X-19 Tips
By Christopher Judd Email: juddman@peconic.net and other contributors


First, a few general comments...

If you’re in the market for an X1/9, remember to buy the nicest car you can afford.  X1/9’s are very inexpensive to purchase,  so try to get the nicest one you can find. Unless you’re a professional mechanic and you’re really good at welding sheet metal, it doesn’t make much sense to go out and buy the “newly rewired” $200 rustbucket that doesn’t run.  It makes much more sense to save your pennies and go buy the running, reliable, and clean car for $2,000.  Your spouse, family, or significant other will appreciate your better judgement, too.  Remember, also, that you’re buying an old car - the newest ones are over 10 years old.  When, not if, something goes wrong, fix it ASAP and don’t get too worked up.  Don’t expect perfection unless you’re paying quite a bit - think of what $2,000--$4,000 will get you elsewhere!

What to look for in an X1/9:

Put simply, rust is the single largest problem an X1/9 can have. It can occur anywhere on the car, but is nastier in some places than others.  Major problem areas include the front and rear shock towers, floors, battery box, windshield frame, rear cross member, rockers, doors, front and rear quarters.  It can also occur on the engine cover and the front luggage compartment lid. X1/9’s are unitbody cars, so significant rust will affect the structural integrity of the car.  Make sure the drain holes in the rear fenders aren’t plugged - if they’re clogged, rust can settle in quickly and some electronics on later cars can be ruined. RUN AWAY from a rusty car!! Also, X1/9’s can be hard to straighten out if hit hard enough - stay away from a car that’s been clobbered.

Engine &Transmission...
Mechanically, the X1/9 isn’t as bad as many people think it is.  If you keep fresh oil in the crankcase, the engine in good tune, and the valves adjusted, it will be quite reliable.  If you buy an X1/9, change the timing belt and tensioner bearing immediately if you don’t know when, or if , this was done last.  This needs to be done every 30,000 miles or  the belt WILL beak .  Also, keep an eye on the condition of the fuel lines and the coolant lines.  It gets hot in the engine room and these bits do deteriorate.  Their untimely demise can really make a mess of your car and will ruin your day. Fiat transmissions aren’t the most robust units in the world, but if you keep the proper fuid (GL1) in them and treat them with a modicum of respect, they’ll last a long time.  The clutch hydraulics can deteriorate with age, but parts are readily available.  

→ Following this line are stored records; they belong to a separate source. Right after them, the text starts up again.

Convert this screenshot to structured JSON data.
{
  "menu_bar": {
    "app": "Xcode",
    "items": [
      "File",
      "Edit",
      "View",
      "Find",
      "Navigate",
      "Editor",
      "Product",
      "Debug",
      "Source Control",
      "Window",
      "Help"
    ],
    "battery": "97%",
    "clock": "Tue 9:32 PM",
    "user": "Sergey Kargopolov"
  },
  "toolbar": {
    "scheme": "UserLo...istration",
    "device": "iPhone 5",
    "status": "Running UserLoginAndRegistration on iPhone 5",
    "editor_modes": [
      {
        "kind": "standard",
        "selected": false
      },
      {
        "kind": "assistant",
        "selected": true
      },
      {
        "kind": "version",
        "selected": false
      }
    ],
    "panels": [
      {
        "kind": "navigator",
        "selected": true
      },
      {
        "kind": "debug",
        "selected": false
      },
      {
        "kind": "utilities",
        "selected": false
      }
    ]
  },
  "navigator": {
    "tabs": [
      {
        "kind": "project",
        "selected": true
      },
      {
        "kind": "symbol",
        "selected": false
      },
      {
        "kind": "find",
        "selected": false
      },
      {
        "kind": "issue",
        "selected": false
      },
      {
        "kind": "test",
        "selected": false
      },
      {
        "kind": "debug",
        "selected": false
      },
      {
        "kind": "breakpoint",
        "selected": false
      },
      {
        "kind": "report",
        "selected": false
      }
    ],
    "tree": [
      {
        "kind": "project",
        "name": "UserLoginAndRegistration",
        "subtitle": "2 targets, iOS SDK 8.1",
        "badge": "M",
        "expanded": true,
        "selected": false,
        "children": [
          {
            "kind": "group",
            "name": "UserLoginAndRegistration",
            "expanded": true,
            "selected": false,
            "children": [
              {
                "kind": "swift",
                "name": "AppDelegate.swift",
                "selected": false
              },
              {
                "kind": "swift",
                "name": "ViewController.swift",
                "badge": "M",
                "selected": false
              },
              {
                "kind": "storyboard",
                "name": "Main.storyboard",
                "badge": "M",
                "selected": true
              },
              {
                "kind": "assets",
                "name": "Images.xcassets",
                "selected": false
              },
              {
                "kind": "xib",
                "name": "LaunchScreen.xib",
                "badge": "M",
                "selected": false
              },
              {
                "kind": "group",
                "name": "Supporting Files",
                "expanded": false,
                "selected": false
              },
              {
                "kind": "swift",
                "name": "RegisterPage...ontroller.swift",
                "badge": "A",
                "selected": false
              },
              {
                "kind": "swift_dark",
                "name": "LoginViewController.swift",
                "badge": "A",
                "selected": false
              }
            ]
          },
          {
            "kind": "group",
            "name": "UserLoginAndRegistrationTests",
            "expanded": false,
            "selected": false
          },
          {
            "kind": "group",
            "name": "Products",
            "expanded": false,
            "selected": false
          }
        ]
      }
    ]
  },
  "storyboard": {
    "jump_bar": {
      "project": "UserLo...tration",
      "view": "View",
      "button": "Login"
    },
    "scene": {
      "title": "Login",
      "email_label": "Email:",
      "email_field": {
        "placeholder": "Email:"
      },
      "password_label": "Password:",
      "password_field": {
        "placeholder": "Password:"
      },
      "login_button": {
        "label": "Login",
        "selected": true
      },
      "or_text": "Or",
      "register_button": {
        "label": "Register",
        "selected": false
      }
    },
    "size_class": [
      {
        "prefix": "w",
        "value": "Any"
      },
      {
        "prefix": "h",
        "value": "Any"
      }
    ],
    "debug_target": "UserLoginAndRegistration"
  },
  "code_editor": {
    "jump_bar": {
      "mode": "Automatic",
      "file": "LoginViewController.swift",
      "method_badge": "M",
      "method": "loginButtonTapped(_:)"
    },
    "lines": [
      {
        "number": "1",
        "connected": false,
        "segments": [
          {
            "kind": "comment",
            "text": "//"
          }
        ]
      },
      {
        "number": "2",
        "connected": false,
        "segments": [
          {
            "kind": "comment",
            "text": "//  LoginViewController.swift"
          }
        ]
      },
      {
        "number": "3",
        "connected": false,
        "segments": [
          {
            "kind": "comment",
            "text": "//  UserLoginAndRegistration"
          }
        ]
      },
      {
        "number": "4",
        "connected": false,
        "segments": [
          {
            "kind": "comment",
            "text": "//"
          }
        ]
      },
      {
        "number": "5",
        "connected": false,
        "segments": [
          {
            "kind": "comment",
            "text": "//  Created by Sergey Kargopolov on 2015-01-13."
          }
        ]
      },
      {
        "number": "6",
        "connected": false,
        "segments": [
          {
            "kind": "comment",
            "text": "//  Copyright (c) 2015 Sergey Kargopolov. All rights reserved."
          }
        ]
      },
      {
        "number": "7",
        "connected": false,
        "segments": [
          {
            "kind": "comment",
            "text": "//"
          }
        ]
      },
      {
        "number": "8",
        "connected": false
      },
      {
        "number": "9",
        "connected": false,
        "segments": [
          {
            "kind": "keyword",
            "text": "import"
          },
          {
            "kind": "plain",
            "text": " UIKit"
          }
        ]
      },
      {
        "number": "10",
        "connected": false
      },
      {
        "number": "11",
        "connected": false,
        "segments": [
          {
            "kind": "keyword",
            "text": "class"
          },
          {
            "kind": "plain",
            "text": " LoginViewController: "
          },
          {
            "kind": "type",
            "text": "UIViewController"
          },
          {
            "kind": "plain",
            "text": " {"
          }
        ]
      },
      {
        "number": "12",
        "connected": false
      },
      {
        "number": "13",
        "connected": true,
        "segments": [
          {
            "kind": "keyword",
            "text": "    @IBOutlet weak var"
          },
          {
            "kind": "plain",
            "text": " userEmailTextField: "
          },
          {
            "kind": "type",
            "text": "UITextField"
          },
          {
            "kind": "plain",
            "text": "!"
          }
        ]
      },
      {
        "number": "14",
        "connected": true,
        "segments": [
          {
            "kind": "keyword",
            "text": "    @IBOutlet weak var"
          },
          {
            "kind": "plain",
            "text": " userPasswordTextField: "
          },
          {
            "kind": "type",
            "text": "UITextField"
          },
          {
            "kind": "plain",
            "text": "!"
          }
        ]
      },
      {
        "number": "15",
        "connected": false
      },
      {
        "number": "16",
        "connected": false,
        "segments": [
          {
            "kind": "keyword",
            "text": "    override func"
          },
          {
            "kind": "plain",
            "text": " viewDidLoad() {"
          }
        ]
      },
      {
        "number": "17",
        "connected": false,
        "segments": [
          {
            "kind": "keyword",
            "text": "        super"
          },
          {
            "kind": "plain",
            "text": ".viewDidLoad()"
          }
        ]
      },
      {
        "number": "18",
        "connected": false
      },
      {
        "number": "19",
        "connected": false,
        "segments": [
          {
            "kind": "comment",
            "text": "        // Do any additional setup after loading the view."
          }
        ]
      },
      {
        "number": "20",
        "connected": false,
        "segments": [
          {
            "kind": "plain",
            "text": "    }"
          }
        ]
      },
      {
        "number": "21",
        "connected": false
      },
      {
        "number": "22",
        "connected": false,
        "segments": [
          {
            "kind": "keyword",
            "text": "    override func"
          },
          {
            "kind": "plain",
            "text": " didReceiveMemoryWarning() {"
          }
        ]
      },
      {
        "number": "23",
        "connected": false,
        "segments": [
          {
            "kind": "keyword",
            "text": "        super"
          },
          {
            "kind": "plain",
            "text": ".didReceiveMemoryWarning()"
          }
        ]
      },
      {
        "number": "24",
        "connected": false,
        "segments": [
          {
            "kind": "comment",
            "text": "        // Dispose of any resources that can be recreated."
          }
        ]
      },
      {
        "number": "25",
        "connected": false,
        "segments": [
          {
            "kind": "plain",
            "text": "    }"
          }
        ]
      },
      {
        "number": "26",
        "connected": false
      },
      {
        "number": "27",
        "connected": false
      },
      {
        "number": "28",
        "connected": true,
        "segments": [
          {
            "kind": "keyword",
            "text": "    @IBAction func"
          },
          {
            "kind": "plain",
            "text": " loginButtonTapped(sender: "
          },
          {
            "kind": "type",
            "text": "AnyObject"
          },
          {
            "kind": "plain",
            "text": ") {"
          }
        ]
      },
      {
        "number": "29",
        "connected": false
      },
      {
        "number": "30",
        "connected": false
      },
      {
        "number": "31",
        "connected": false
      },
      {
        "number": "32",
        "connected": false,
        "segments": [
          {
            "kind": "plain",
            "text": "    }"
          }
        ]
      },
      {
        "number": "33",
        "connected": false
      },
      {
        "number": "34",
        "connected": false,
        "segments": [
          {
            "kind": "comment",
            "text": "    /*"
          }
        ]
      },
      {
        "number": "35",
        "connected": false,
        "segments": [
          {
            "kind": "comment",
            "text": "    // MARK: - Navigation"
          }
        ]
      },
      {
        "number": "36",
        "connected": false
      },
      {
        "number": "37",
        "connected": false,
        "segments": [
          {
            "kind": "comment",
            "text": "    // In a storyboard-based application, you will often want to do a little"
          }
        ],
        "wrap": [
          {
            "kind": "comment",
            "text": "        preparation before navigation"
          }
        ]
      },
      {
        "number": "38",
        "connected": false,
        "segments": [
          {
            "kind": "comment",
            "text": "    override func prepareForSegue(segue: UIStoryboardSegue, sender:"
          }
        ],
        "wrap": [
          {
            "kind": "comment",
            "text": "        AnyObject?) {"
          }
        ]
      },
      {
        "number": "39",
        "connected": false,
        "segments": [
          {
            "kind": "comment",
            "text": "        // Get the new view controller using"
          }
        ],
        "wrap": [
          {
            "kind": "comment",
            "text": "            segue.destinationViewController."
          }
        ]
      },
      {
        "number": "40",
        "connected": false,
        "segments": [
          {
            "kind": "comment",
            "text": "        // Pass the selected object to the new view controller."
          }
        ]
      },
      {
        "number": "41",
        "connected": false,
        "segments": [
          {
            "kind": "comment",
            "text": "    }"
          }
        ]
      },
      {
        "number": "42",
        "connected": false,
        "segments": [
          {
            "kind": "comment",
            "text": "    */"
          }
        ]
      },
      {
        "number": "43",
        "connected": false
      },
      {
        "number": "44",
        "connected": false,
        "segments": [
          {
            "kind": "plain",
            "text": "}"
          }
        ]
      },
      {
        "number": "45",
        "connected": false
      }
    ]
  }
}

The suspensions  are generally free from defect unless they’re bent, the bushings are bad, or the struts are tired.  You’ll know if there’s  a problem because an X1/9 handles wonderfully when all is well and REALLY poorly if something is wrong.  The brakes are very simple and quite effective.  Changing pads and rotors borders on the trivial -theres’no excuse for these to be in poor shape - just make sure the caliper seals, the rubber lines, the steel lines, and the master cylinder are OK.  Change the fluid every two years to keep everything clean. The same goes for brake hydraulics as went for the clutch hydraulics.